Film américain de Yan Kounen

Avec Anna Mouglalis, Mads Mikkelsen, Elena Morozova


Clôture Festival de Cannes 2009


Par Henri Lanoë
 
Sortie le 06-01-2010

Durée: 1h58

 

Cocorigor !

 Et voici le troisième Coco de l’année, et de loin le meilleur. Je n’étais pas un fan total des premiers films de Jan Kounen dont le goût me semblait trop lourdement provocateur. Un premier virage est survenu avec la BD Blueberry chamanisée de façon inattendue, suivie par 99 F, charge efficace du monde de la pub dynamité par deux experts : Beigbeder et lui-même, formé à l’école des films publicitaires. Cette filmographie à tendance évolutive aboutit aujourd’hui à ce qui me paraît être son meilleur film, et même le meilleur film français que j’ai vu en 2009.

 Avant même le début de l’action, un détail délicat nous séduit : transformer en prologue du spectacle qui va commencer l’interminable liste des producteurs, co-producteurs, multiples SOFICAS et chaînes de télé, dont on ne sait comment se débarrasser lorsqu’on établit le générique. En l’incrustant sur un fond d’images kaléidoscopiques enchaînées, Jan Kounen nous plonge déjà dans l’esthétique décorative des débuts du XXe siècle.

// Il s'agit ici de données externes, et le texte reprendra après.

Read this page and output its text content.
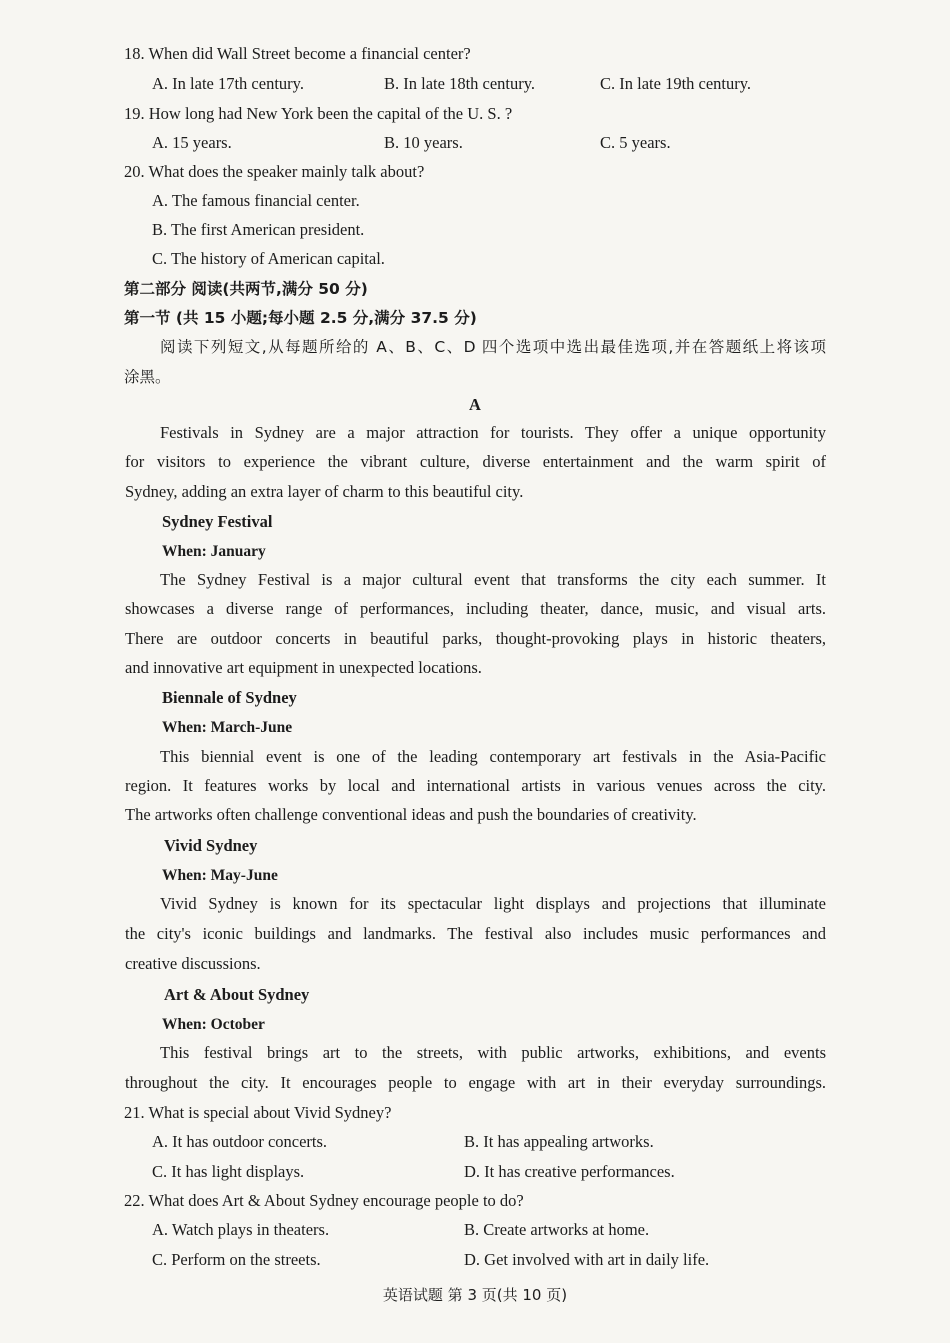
18. When did Wall Street become a financial center?
A. In late 17th century.	B. In late 18th century.	C. In late 19th century.
19. How long had New York been the capital of the U. S. ?
A. 15 years.	B. 10 years.	C. 5 years.
20. What does the speaker mainly talk about?
A. The famous financial center.
B. The first American president.
C. The history of American capital.
第二部分 阅读(共两节,满分 50 分)
第一节 (共 15 小题;每小题 2.5 分,满分 37.5 分)
阅读下列短文,从每题所给的 A、B、C、D 四个选项中选出最佳选项,并在答题纸上将该项
涂黑。
A
Festivals in Sydney are a major attraction for tourists. They offer a unique opportunity
for visitors to experience the vibrant culture, diverse entertainment and the warm spirit of
Sydney, adding an extra layer of charm to this beautiful city.
Sydney Festival
When: January
The Sydney Festival is a major cultural event that transforms the city each summer. It
showcases a diverse range of performances, including theater, dance, music, and visual arts.
There are outdoor concerts in beautiful parks, thought-provoking plays in historic theaters,
and innovative art equipment in unexpected locations.
Biennale of Sydney
When: March-June
This biennial event is one of the leading contemporary art festivals in the Asia-Pacific
region. It features works by local and international artists in various venues across the city.
The artworks often challenge conventional ideas and push the boundaries of creativity.
Vivid Sydney
When: May-June
Vivid Sydney is known for its spectacular light displays and projections that illuminate
the city's iconic buildings and landmarks. The festival also includes music performances and
creative discussions.
Art & About Sydney
When: October
This festival brings art to the streets, with public artworks, exhibitions, and events
throughout the city. It encourages people to engage with art in their everyday surroundings.
21. What is special about Vivid Sydney?
A. It has outdoor concerts.	B. It has appealing artworks.
C. It has light displays.	D. It has creative performances.
22. What does Art & About Sydney encourage people to do?
A. Watch plays in theaters.	B. Create artworks at home.
C. Perform on the streets.	D. Get involved with art in daily life.
英语试题 第 3 页(共 10 页)
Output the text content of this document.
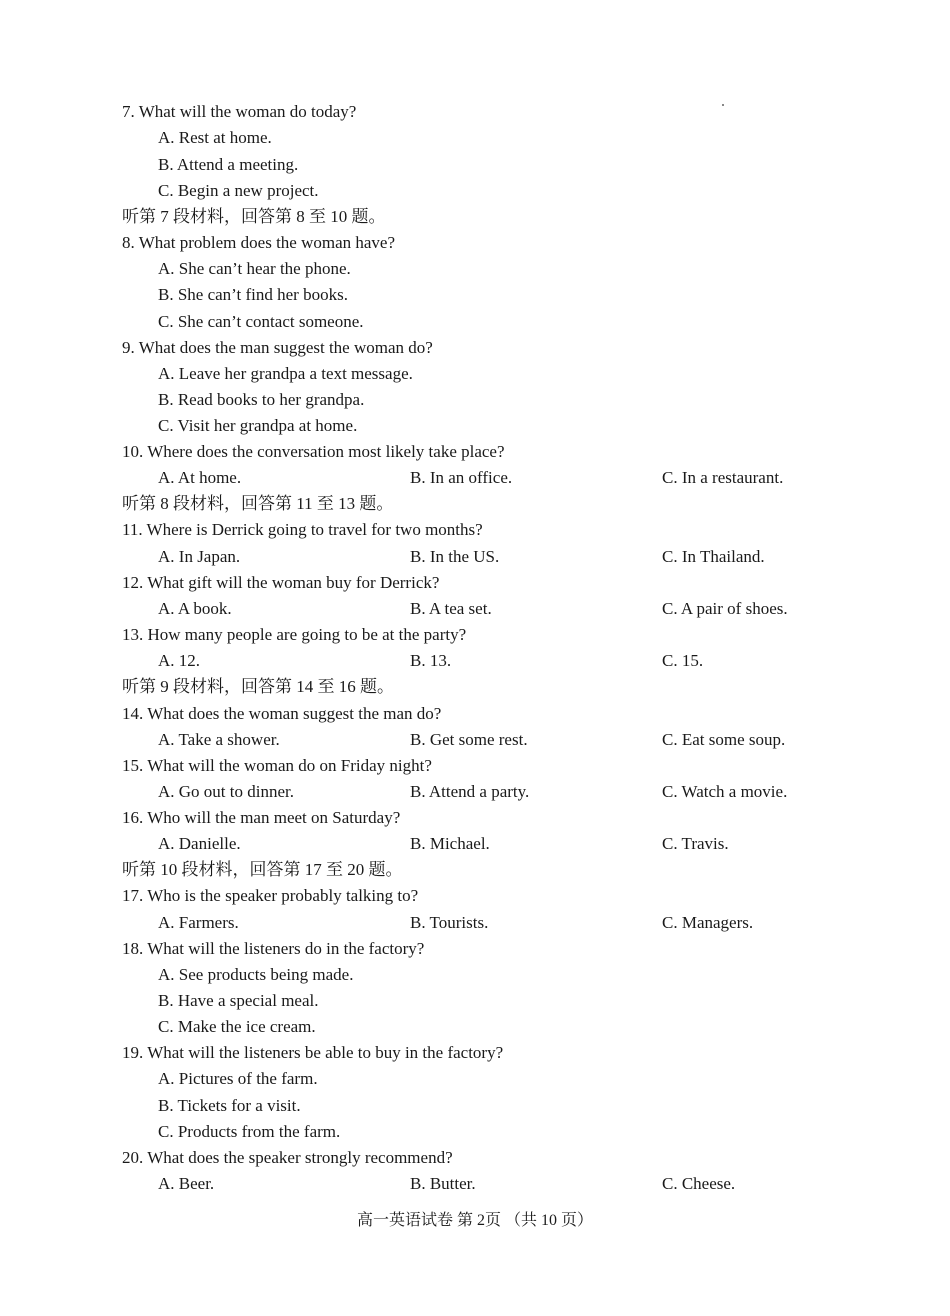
7. What will the woman do today?
A. Rest at home.
B. Attend a meeting.
C. Begin a new project.
听第 7 段材料，回答第 8 至 10 题。
8. What problem does the woman have?
A. She can’t hear the phone.
B. She can’t find her books.
C. She can’t contact someone.
9. What does the man suggest the woman do?
A. Leave her grandpa a text message.
B. Read books to her grandpa.
C. Visit her grandpa at home.
10. Where does the conversation most likely take place?
A. At home.	B. In an office.	C. In a restaurant.
听第 8 段材料，回答第 11 至 13 题。
11. Where is Derrick going to travel for two months?
A. In Japan.	B. In the US.	C. In Thailand.
12. What gift will the woman buy for Derrick?
A. A book.	B. A tea set.	C. A pair of shoes.
13. How many people are going to be at the party?
A. 12.	B. 13.	C. 15.
听第 9 段材料，回答第 14 至 16 题。
14. What does the woman suggest the man do?
A. Take a shower.	B. Get some rest.	C. Eat some soup.
15. What will the woman do on Friday night?
A. Go out to dinner.	B. Attend a party.	C. Watch a movie.
16. Who will the man meet on Saturday?
A. Danielle.	B. Michael.	C. Travis.
听第 10 段材料，回答第 17 至 20 题。
17. Who is the speaker probably talking to?
A. Farmers.	B. Tourists.	C. Managers.
18. What will the listeners do in the factory?
A. See products being made.
B. Have a special meal.
C. Make the ice cream.
19. What will the listeners be able to buy in the factory?
A. Pictures of the farm.
B. Tickets for a visit.
C. Products from the farm.
20. What does the speaker strongly recommend?
A. Beer.	B. Butter.	C. Cheese.
高一英语试卷 第 2页 （共 10 页）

Puis, rapidement, il  nous propulse au Théâtre des Champs-élysées, en 1913, où nous attend une brillante séquence d’ouverture : la première du Sacre du Printemps. Dans le charivari presque général qui suit la fin du ballet, seule une spectatrice qui aura été sensible à ce déchaînement de violence musicale observe avec admiration ce musicien scandaleux : Igor Stravinsky vient d’éblouir la célèbre couturière, Coco Chanel.

 Il faudra attendre la fin de la Grande Guerre, pour que Coco retrouve, en 1920, Igor qui a fui la Russie révolutionnaire et vit, misérablement, dans une chambre d’hôtel avec femme et enfants. Elle leur offre un gîte somptueux dans sa villa de Garches, où le compositeur pourra travailler dans un confort total. Une longue période s’écoulera avant qu’une relation physique ne s’établisse entre ces deux amants virtuels. Cet étrange accouplement qui se déroule sous le même toit que la famille réfugiée montre à quel point « les moeurs ont évolué depuis la guerre » comme le remarque une femme de chambre philosophe. Igor finira par quitter ce lieu, avec femme et enfants, après avoir traité Coco de « marchande de tissus » à quoi elle réplique : « Je n’ai jamais été ta maîtresse ». Cette relation de mécénat insolite, qui fait l’originalité du scénario, semble désorienter l’ensemble des critiques qui fait la fine bouche, regrette les excès du Jan Kounen débutant et trouve que ce couple manque de relation torride. Je ne partage pas cette déception, car cette apparente froideur singularise les deux partenaires et masque une passion réelle, forcément contrariée par cette cohabitation anormale avec la famille. Une autre qualité à porter au crédit du film est le respect de la langue des protagonistes qui s’expriment en russe, anglais ou français, selon le cas. Ce ne doit pas être une petite affaire de convaincre les producteurs et les distributeurs d’accepter cette évidence.

 Remarquablement incarnés par Anna Mouglalis, Mads Mikkelsen et Elena Morozova dans le rôle de l’épouse, les personnages évoluent dans les somptueux décors de Marie-Hélène Sulmoni, suivis par une caméra attentive et inventive, car aucune idée de plan n’est banale et le plaisir rare que donnent ce découpage et ce montage libérés de tout académisme permet d’apprécier ce que le cinéphile devrait plus souvent rencontrer : la maîtrise d’un récit qui avantage l’image. Evidemment, les admirables robes que porte la longiligne Anna Mouglalis tout au long du film constituent un hommage permanent au talent de Coco Chanel. Enfin, élément essentiel qui structure cette rencontre, la puissante musique d’Igor Stravinsky parvient à cohabiter avec les interventions de la discrète et efficace partition de Gabriel Yared, pari difficile à tenir mais parfaitement réussi.